Her officials said the national health insurance programme would cover “necessary medical expenses for patients with the four major diseases by 2016,” and didn’t say a word on non-medical expenses.
Experts said it seemed that Park and her aides had struggled with the plans in the face of reality.
“The (announced) plans show that they were facing problems with securing funds to carry out (welfare programmes). There is no specific plan but much ambiguity and this only showed us they were in a confused state,” said Kim Jin-su, a social welfare professor at Yonsei University.
Other experts said the team must have faced financial challenges as Park promised that there would not be any tax increases for welfare programmes.
According to the finalised plan, however, the incoming administration will provide 200,000 won (US$184) only to senior citizens in the bottom 70 per cent of the income ladder, and those who are not subscribers to the National Pension Service at the same time. The rest, including subscribers to the national pension programme and rich seniors, will get cash ranging from 40,000 won to 100,000 won.
The committee has reportedly considered using some of the funds managed by the National Pension Service, but pulled back the plan after it drew widespread criticism from workers.
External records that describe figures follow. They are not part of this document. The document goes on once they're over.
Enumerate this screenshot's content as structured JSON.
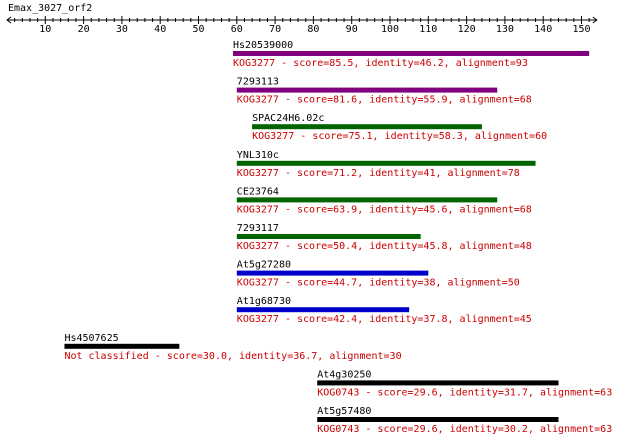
{
  "title": "Emax_3027_orf2",
  "axis": {
    "min": 0,
    "max": 154,
    "major_ticks": [
      10,
      20,
      30,
      40,
      50,
      60,
      70,
      80,
      90,
      100,
      110,
      120,
      130,
      140,
      150
    ],
    "minor_step": 2
  },
  "colors": {
    "purple": "#800080",
    "green": "#006400",
    "blue": "#0000cc",
    "black": "#000000",
    "red_text": "#cc0000"
  },
  "hits": [
    {
      "name": "Hs20539000",
      "start": 59,
      "end": 152,
      "color": "purple",
      "description": "KOG3277 - score=85.5, identity=46.2, alignment=93"
    },
    {
      "name": "7293113",
      "start": 60,
      "end": 128,
      "color": "purple",
      "description": "KOG3277 - score=81.6, identity=55.9, alignment=68"
    },
    {
      "name": "SPAC24H6.02c",
      "start": 64,
      "end": 124,
      "color": "green",
      "description": "KOG3277 - score=75.1, identity=58.3, alignment=60"
    },
    {
      "name": "YNL310c",
      "start": 60,
      "end": 138,
      "color": "green",
      "description": "KOG3277 - score=71.2, identity=41, alignment=78"
    },
    {
      "name": "CE23764",
      "start": 60,
      "end": 128,
      "color": "green",
      "description": "KOG3277 - score=63.9, identity=45.6, alignment=68"
    },
    {
      "name": "7293117",
      "start": 60,
      "end": 108,
      "color": "green",
      "description": "KOG3277 - score=50.4, identity=45.8, alignment=48"
    },
    {
      "name": "At5g27280",
      "start": 60,
      "end": 110,
      "color": "blue",
      "description": "KOG3277 - score=44.7, identity=38, alignment=50"
    },
    {
      "name": "At1g68730",
      "start": 60,
      "end": 105,
      "color": "blue",
      "description": "KOG3277 - score=42.4, identity=37.8, alignment=45"
    },
    {
      "name": "Hs4507625",
      "start": 15,
      "end": 45,
      "color": "black",
      "description": "Not classified - score=30.0, identity=36.7, alignment=30"
    },
    {
      "name": "At4g30250",
      "start": 81,
      "end": 144,
      "color": "black",
      "description": "KOG0743 - score=29.6, identity=31.7, alignment=63"
    },
    {
      "name": "At5g57480",
      "start": 81,
      "end": 144,
      "color": "black",
      "description": "KOG0743 - score=29.6, identity=30.2, alignment=63"
    }
  ]
}
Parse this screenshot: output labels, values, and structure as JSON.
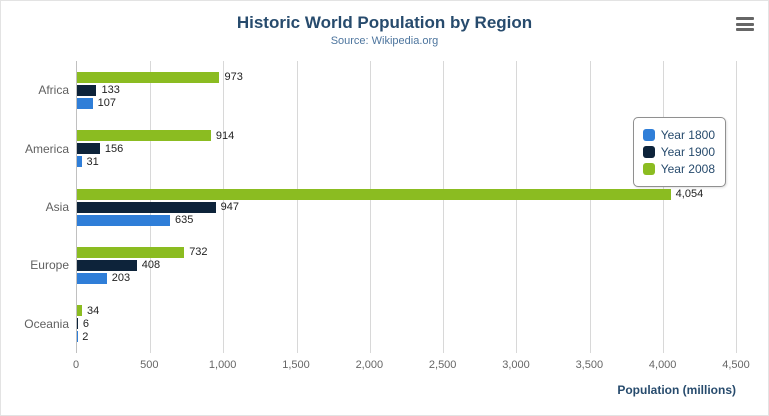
{
  "header": {
    "title": "Historic World Population by Region",
    "subtitle": "Source: Wikipedia.org"
  },
  "xaxis": {
    "title": "Population (millions)"
  },
  "chart_data": {
    "type": "bar",
    "orientation": "horizontal",
    "title": "Historic World Population by Region",
    "subtitle": "Source: Wikipedia.org",
    "xlabel": "Population (millions)",
    "categories": [
      "Africa",
      "America",
      "Asia",
      "Europe",
      "Oceania"
    ],
    "series": [
      {
        "name": "Year 1800",
        "color": "#2f7ed8",
        "values": [
          107,
          31,
          635,
          203,
          2
        ],
        "labels": [
          "107",
          "31",
          "635",
          "203",
          "2"
        ]
      },
      {
        "name": "Year 1900",
        "color": "#0d233a",
        "values": [
          133,
          156,
          947,
          408,
          6
        ],
        "labels": [
          "133",
          "156",
          "947",
          "408",
          "6"
        ]
      },
      {
        "name": "Year 2008",
        "color": "#8bbc21",
        "values": [
          973,
          914,
          4054,
          732,
          34
        ],
        "labels": [
          "973",
          "914",
          "4,054",
          "732",
          "34"
        ]
      }
    ],
    "xlim": [
      0,
      4500
    ],
    "xticks": [
      0,
      500,
      1000,
      1500,
      2000,
      2500,
      3000,
      3500,
      4000,
      4500
    ],
    "xtick_labels": [
      "0",
      "500",
      "1,000",
      "1,500",
      "2,000",
      "2,500",
      "3,000",
      "3,500",
      "4,000",
      "4,500"
    ],
    "grid": true,
    "legend_position": "right"
  }
}
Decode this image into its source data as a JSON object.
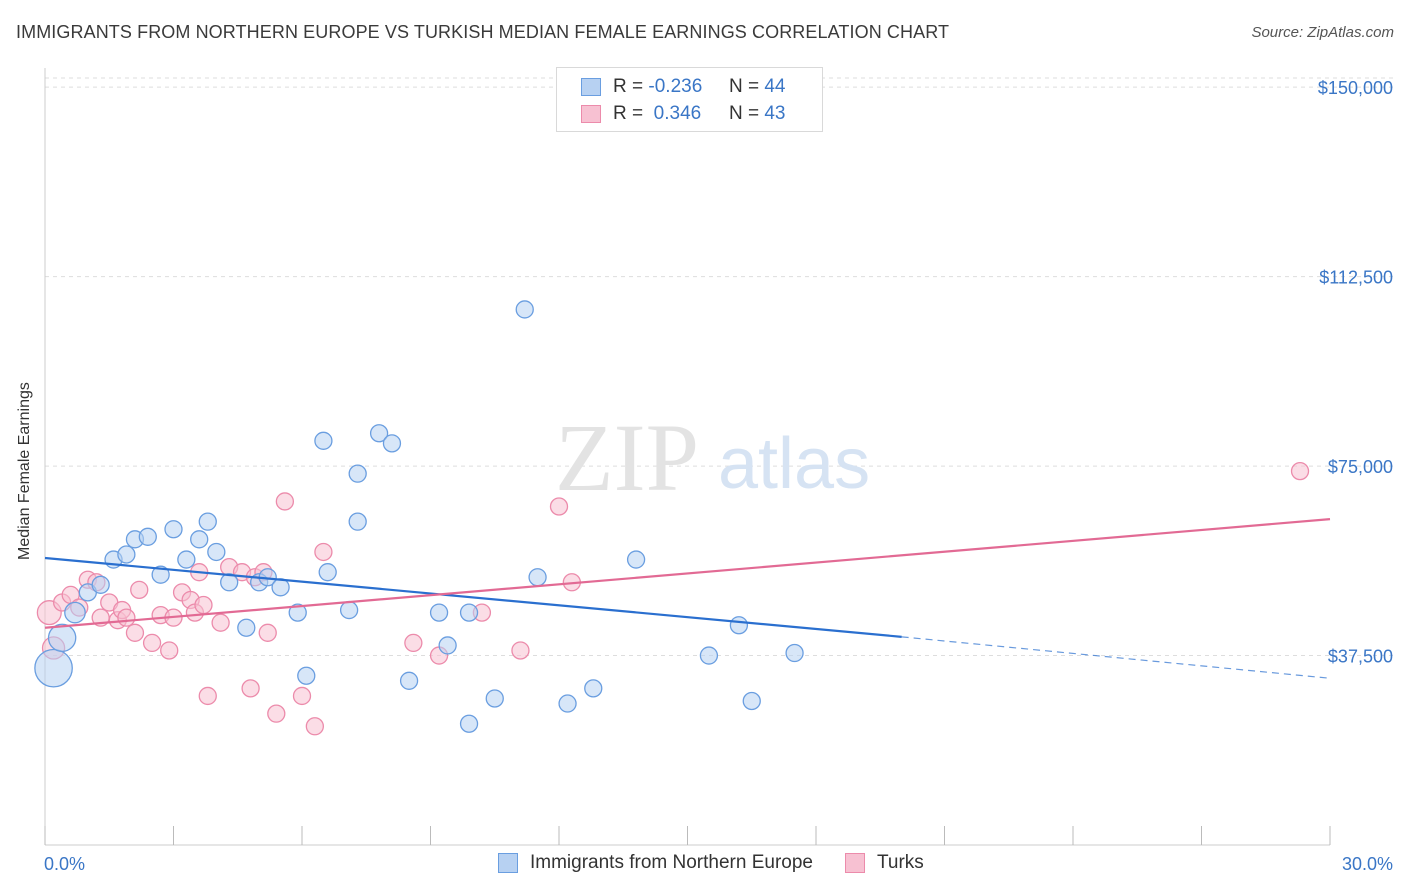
{
  "title": "IMMIGRANTS FROM NORTHERN EUROPE VS TURKISH MEDIAN FEMALE EARNINGS CORRELATION CHART",
  "source": "Source: ZipAtlas.com",
  "watermark": {
    "zip": "ZIP",
    "atlas": "atlas"
  },
  "legend_top": {
    "series1": {
      "r_label": "R =",
      "r_value": "-0.236",
      "n_label": "N =",
      "n_value": "44"
    },
    "series2": {
      "r_label": "R =",
      "r_value": " 0.346",
      "n_label": "N =",
      "n_value": "43"
    }
  },
  "colors": {
    "blue_fill": "#b7d1f2",
    "blue_stroke": "#6a9ee0",
    "blue_line": "#2a6fcf",
    "pink_fill": "#f7c1d2",
    "pink_stroke": "#ec8bab",
    "pink_line": "#e26a94",
    "grid": "#dddddd",
    "tick_text": "#3a76c6"
  },
  "chart_data": {
    "type": "scatter",
    "title": "IMMIGRANTS FROM NORTHERN EUROPE VS TURKISH MEDIAN FEMALE EARNINGS CORRELATION CHART",
    "xlabel": "",
    "ylabel": "Median Female Earnings",
    "xlim": [
      0,
      30
    ],
    "ylim": [
      0,
      153000
    ],
    "x_tick_labels": [
      {
        "value": 0,
        "label": "0.0%"
      },
      {
        "value": 30,
        "label": "30.0%"
      }
    ],
    "y_ticks": [
      {
        "value": 37500,
        "label": "$37,500"
      },
      {
        "value": 75000,
        "label": "$75,000"
      },
      {
        "value": 112500,
        "label": "$112,500"
      },
      {
        "value": 150000,
        "label": "$150,000"
      }
    ],
    "grid": true,
    "legend_position": "bottom",
    "series": [
      {
        "name": "Immigrants from Northern Europe",
        "color": "blue",
        "points": [
          {
            "x": 0.2,
            "y": 35000,
            "s": 2.2
          },
          {
            "x": 0.4,
            "y": 41000,
            "s": 1.6
          },
          {
            "x": 0.7,
            "y": 46000,
            "s": 1.2
          },
          {
            "x": 1.0,
            "y": 50000,
            "s": 1
          },
          {
            "x": 1.3,
            "y": 51500,
            "s": 1
          },
          {
            "x": 1.6,
            "y": 56500,
            "s": 1
          },
          {
            "x": 1.9,
            "y": 57500,
            "s": 1
          },
          {
            "x": 2.1,
            "y": 60500,
            "s": 1
          },
          {
            "x": 2.4,
            "y": 61000,
            "s": 1
          },
          {
            "x": 2.7,
            "y": 53500,
            "s": 1
          },
          {
            "x": 3.0,
            "y": 62500,
            "s": 1
          },
          {
            "x": 3.3,
            "y": 56500,
            "s": 1
          },
          {
            "x": 3.6,
            "y": 60500,
            "s": 1
          },
          {
            "x": 3.8,
            "y": 64000,
            "s": 1
          },
          {
            "x": 4.0,
            "y": 58000,
            "s": 1
          },
          {
            "x": 4.3,
            "y": 52000,
            "s": 1
          },
          {
            "x": 4.7,
            "y": 43000,
            "s": 1
          },
          {
            "x": 5.0,
            "y": 52000,
            "s": 1
          },
          {
            "x": 5.2,
            "y": 53000,
            "s": 1
          },
          {
            "x": 5.5,
            "y": 51000,
            "s": 1
          },
          {
            "x": 5.9,
            "y": 46000,
            "s": 1
          },
          {
            "x": 6.1,
            "y": 33500,
            "s": 1
          },
          {
            "x": 6.5,
            "y": 80000,
            "s": 1
          },
          {
            "x": 6.6,
            "y": 54000,
            "s": 1
          },
          {
            "x": 7.1,
            "y": 46500,
            "s": 1
          },
          {
            "x": 7.3,
            "y": 64000,
            "s": 1
          },
          {
            "x": 7.3,
            "y": 73500,
            "s": 1
          },
          {
            "x": 7.8,
            "y": 81500,
            "s": 1
          },
          {
            "x": 8.1,
            "y": 79500,
            "s": 1
          },
          {
            "x": 8.5,
            "y": 32500,
            "s": 1
          },
          {
            "x": 9.2,
            "y": 46000,
            "s": 1
          },
          {
            "x": 9.4,
            "y": 39500,
            "s": 1
          },
          {
            "x": 9.9,
            "y": 24000,
            "s": 1
          },
          {
            "x": 9.9,
            "y": 46000,
            "s": 1
          },
          {
            "x": 10.5,
            "y": 29000,
            "s": 1
          },
          {
            "x": 11.2,
            "y": 106000,
            "s": 1
          },
          {
            "x": 11.5,
            "y": 53000,
            "s": 1
          },
          {
            "x": 12.2,
            "y": 28000,
            "s": 1
          },
          {
            "x": 12.8,
            "y": 31000,
            "s": 1
          },
          {
            "x": 13.8,
            "y": 56500,
            "s": 1
          },
          {
            "x": 15.5,
            "y": 37500,
            "s": 1
          },
          {
            "x": 16.2,
            "y": 43500,
            "s": 1
          },
          {
            "x": 16.5,
            "y": 28500,
            "s": 1
          },
          {
            "x": 17.5,
            "y": 38000,
            "s": 1
          }
        ],
        "trend_solid": {
          "x": [
            0,
            20
          ],
          "y": [
            56800,
            41200
          ]
        },
        "trend_dashed": {
          "x": [
            20,
            30
          ],
          "y": [
            41200,
            33000
          ]
        }
      },
      {
        "name": "Turks",
        "color": "pink",
        "points": [
          {
            "x": 0.1,
            "y": 46000,
            "s": 1.4
          },
          {
            "x": 0.2,
            "y": 39000,
            "s": 1.3
          },
          {
            "x": 0.4,
            "y": 48000,
            "s": 1
          },
          {
            "x": 0.6,
            "y": 49500,
            "s": 1
          },
          {
            "x": 0.8,
            "y": 47000,
            "s": 1
          },
          {
            "x": 1.0,
            "y": 52500,
            "s": 1
          },
          {
            "x": 1.2,
            "y": 52000,
            "s": 1
          },
          {
            "x": 1.3,
            "y": 45000,
            "s": 1
          },
          {
            "x": 1.5,
            "y": 48000,
            "s": 1
          },
          {
            "x": 1.7,
            "y": 44500,
            "s": 1
          },
          {
            "x": 1.8,
            "y": 46500,
            "s": 1
          },
          {
            "x": 1.9,
            "y": 45000,
            "s": 1
          },
          {
            "x": 2.1,
            "y": 42000,
            "s": 1
          },
          {
            "x": 2.2,
            "y": 50500,
            "s": 1
          },
          {
            "x": 2.5,
            "y": 40000,
            "s": 1
          },
          {
            "x": 2.7,
            "y": 45500,
            "s": 1
          },
          {
            "x": 2.9,
            "y": 38500,
            "s": 1
          },
          {
            "x": 3.0,
            "y": 45000,
            "s": 1
          },
          {
            "x": 3.2,
            "y": 50000,
            "s": 1
          },
          {
            "x": 3.4,
            "y": 48500,
            "s": 1
          },
          {
            "x": 3.5,
            "y": 46000,
            "s": 1
          },
          {
            "x": 3.6,
            "y": 54000,
            "s": 1
          },
          {
            "x": 3.7,
            "y": 47500,
            "s": 1
          },
          {
            "x": 3.8,
            "y": 29500,
            "s": 1
          },
          {
            "x": 4.1,
            "y": 44000,
            "s": 1
          },
          {
            "x": 4.3,
            "y": 55000,
            "s": 1
          },
          {
            "x": 4.6,
            "y": 54000,
            "s": 1
          },
          {
            "x": 4.8,
            "y": 31000,
            "s": 1
          },
          {
            "x": 4.9,
            "y": 53000,
            "s": 1
          },
          {
            "x": 5.1,
            "y": 54000,
            "s": 1
          },
          {
            "x": 5.2,
            "y": 42000,
            "s": 1
          },
          {
            "x": 5.4,
            "y": 26000,
            "s": 1
          },
          {
            "x": 5.6,
            "y": 68000,
            "s": 1
          },
          {
            "x": 6.0,
            "y": 29500,
            "s": 1
          },
          {
            "x": 6.3,
            "y": 23500,
            "s": 1
          },
          {
            "x": 6.5,
            "y": 58000,
            "s": 1
          },
          {
            "x": 8.6,
            "y": 40000,
            "s": 1
          },
          {
            "x": 9.2,
            "y": 37500,
            "s": 1
          },
          {
            "x": 10.2,
            "y": 46000,
            "s": 1
          },
          {
            "x": 11.1,
            "y": 38500,
            "s": 1
          },
          {
            "x": 12.0,
            "y": 67000,
            "s": 1
          },
          {
            "x": 12.3,
            "y": 52000,
            "s": 1
          },
          {
            "x": 29.3,
            "y": 74000,
            "s": 1
          }
        ],
        "trend_solid": {
          "x": [
            0,
            30
          ],
          "y": [
            43000,
            64500
          ]
        }
      }
    ]
  }
}
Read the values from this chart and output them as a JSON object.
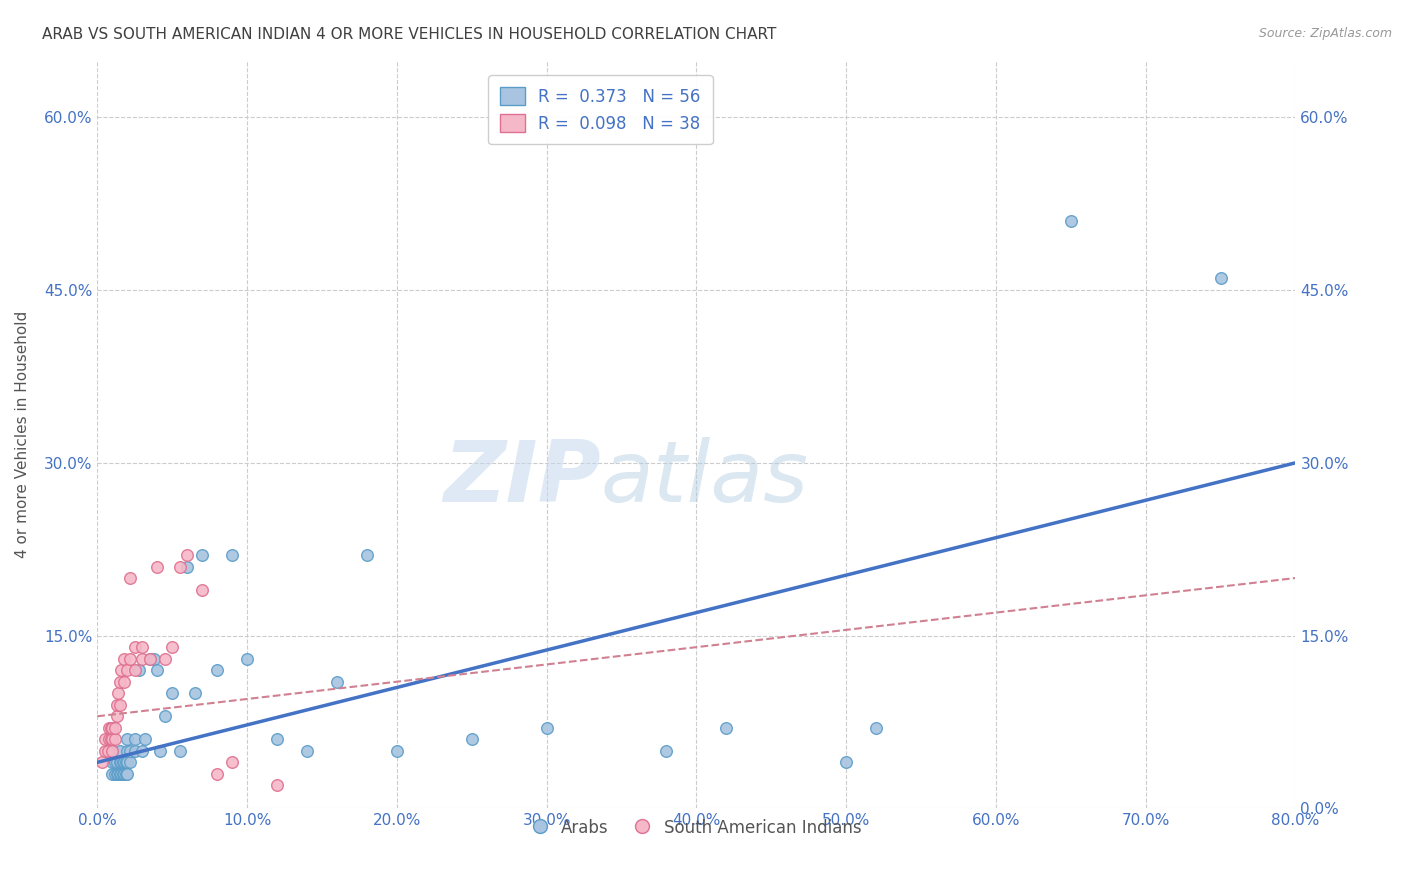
{
  "title": "ARAB VS SOUTH AMERICAN INDIAN 4 OR MORE VEHICLES IN HOUSEHOLD CORRELATION CHART",
  "source": "Source: ZipAtlas.com",
  "xlabel_ticks": [
    "0.0%",
    "10.0%",
    "20.0%",
    "30.0%",
    "40.0%",
    "50.0%",
    "60.0%",
    "70.0%",
    "80.0%"
  ],
  "ylabel": "4 or more Vehicles in Household",
  "ylabel_ticks_left": [
    "",
    "15.0%",
    "30.0%",
    "45.0%",
    "60.0%"
  ],
  "ylabel_ticks_right": [
    "0.0%",
    "15.0%",
    "30.0%",
    "45.0%",
    "60.0%"
  ],
  "xlim": [
    0,
    0.8
  ],
  "ylim": [
    0.0,
    0.65
  ],
  "arab_color": "#a8c4e0",
  "arab_edge_color": "#5b9dc9",
  "sa_color": "#f4b8c8",
  "sa_edge_color": "#e07090",
  "arab_R": "0.373",
  "arab_N": "56",
  "sa_R": "0.098",
  "sa_N": "38",
  "blue_line_color": "#4472c4",
  "pink_line_color": "#d08090",
  "legend_label_arab": "Arabs",
  "legend_label_sa": "South American Indians",
  "watermark_zip": "ZIP",
  "watermark_atlas": "atlas",
  "arab_x": [
    0.01,
    0.01,
    0.01,
    0.012,
    0.012,
    0.013,
    0.013,
    0.014,
    0.015,
    0.015,
    0.015,
    0.016,
    0.016,
    0.017,
    0.017,
    0.018,
    0.018,
    0.019,
    0.019,
    0.02,
    0.02,
    0.02,
    0.02,
    0.022,
    0.022,
    0.025,
    0.025,
    0.028,
    0.03,
    0.032,
    0.035,
    0.038,
    0.04,
    0.042,
    0.045,
    0.05,
    0.055,
    0.06,
    0.065,
    0.07,
    0.08,
    0.09,
    0.1,
    0.12,
    0.14,
    0.16,
    0.18,
    0.2,
    0.25,
    0.3,
    0.38,
    0.42,
    0.5,
    0.52,
    0.65,
    0.75
  ],
  "arab_y": [
    0.03,
    0.04,
    0.05,
    0.03,
    0.04,
    0.03,
    0.04,
    0.03,
    0.03,
    0.04,
    0.05,
    0.03,
    0.04,
    0.03,
    0.04,
    0.03,
    0.04,
    0.03,
    0.04,
    0.03,
    0.04,
    0.05,
    0.06,
    0.04,
    0.05,
    0.05,
    0.06,
    0.12,
    0.05,
    0.06,
    0.13,
    0.13,
    0.12,
    0.05,
    0.08,
    0.1,
    0.05,
    0.21,
    0.1,
    0.22,
    0.12,
    0.22,
    0.13,
    0.06,
    0.05,
    0.11,
    0.22,
    0.05,
    0.06,
    0.07,
    0.05,
    0.07,
    0.04,
    0.07,
    0.51,
    0.46
  ],
  "sa_x": [
    0.003,
    0.005,
    0.005,
    0.007,
    0.008,
    0.008,
    0.009,
    0.009,
    0.01,
    0.01,
    0.01,
    0.012,
    0.012,
    0.013,
    0.013,
    0.014,
    0.015,
    0.015,
    0.016,
    0.018,
    0.018,
    0.02,
    0.022,
    0.022,
    0.025,
    0.025,
    0.03,
    0.03,
    0.035,
    0.04,
    0.045,
    0.05,
    0.055,
    0.06,
    0.07,
    0.08,
    0.09,
    0.12
  ],
  "sa_y": [
    0.04,
    0.05,
    0.06,
    0.05,
    0.06,
    0.07,
    0.06,
    0.07,
    0.05,
    0.06,
    0.07,
    0.06,
    0.07,
    0.08,
    0.09,
    0.1,
    0.09,
    0.11,
    0.12,
    0.11,
    0.13,
    0.12,
    0.13,
    0.2,
    0.12,
    0.14,
    0.13,
    0.14,
    0.13,
    0.21,
    0.13,
    0.14,
    0.21,
    0.22,
    0.19,
    0.03,
    0.04,
    0.02
  ],
  "arab_trend_x": [
    0.0,
    0.8
  ],
  "arab_trend_y": [
    0.04,
    0.3
  ],
  "sa_trend_x": [
    0.0,
    0.8
  ],
  "sa_trend_y": [
    0.08,
    0.2
  ],
  "grid_color": "#cccccc",
  "background_color": "#ffffff",
  "title_color": "#404040",
  "tick_color": "#4472c4"
}
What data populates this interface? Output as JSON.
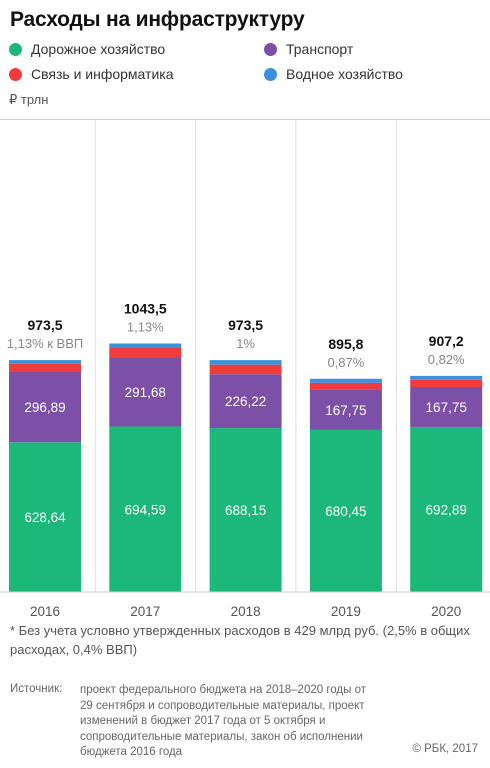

The state-run pension programme currently has about 20 million subscribers around the country and has accumulated nearly 400 trillion won in funds.
“It is good that the committee decided not touch the NPS fund but (the incoming government) is likely to go through a complex and tough reform process of the national pension system,” said Yun Suk-myung, director of the centre for pension research at the Korea Institute of Health and Social Affairs.
The NPS seems likely to suffer from a large number of subscribers, particularly those low-income earners, dropping out of the programme, Yun said.
“Low-income earners would feel it unnecessary to pay money for the pension programme by NPS when they could get state subsidies for free without pension benefits from NPS,” he said.
Park has been also telling the public that her government will relieve the financial burden of patients who have difficulties in dealing with non-medical services such as paying caregivers and additional costs when they get treatment from doctors of their choice and stay in private wards.
Some experts said the announcement on Thursday represented little progress from the current medical system.
“Currently, the state health insurance covers 90-95 per cent of medical expenses of patients with the four major diseases. Excluding state support to cover non-medical expenses, a major burden for patients, seems meaningless to patients and their families,” said an expert who declined to give his name.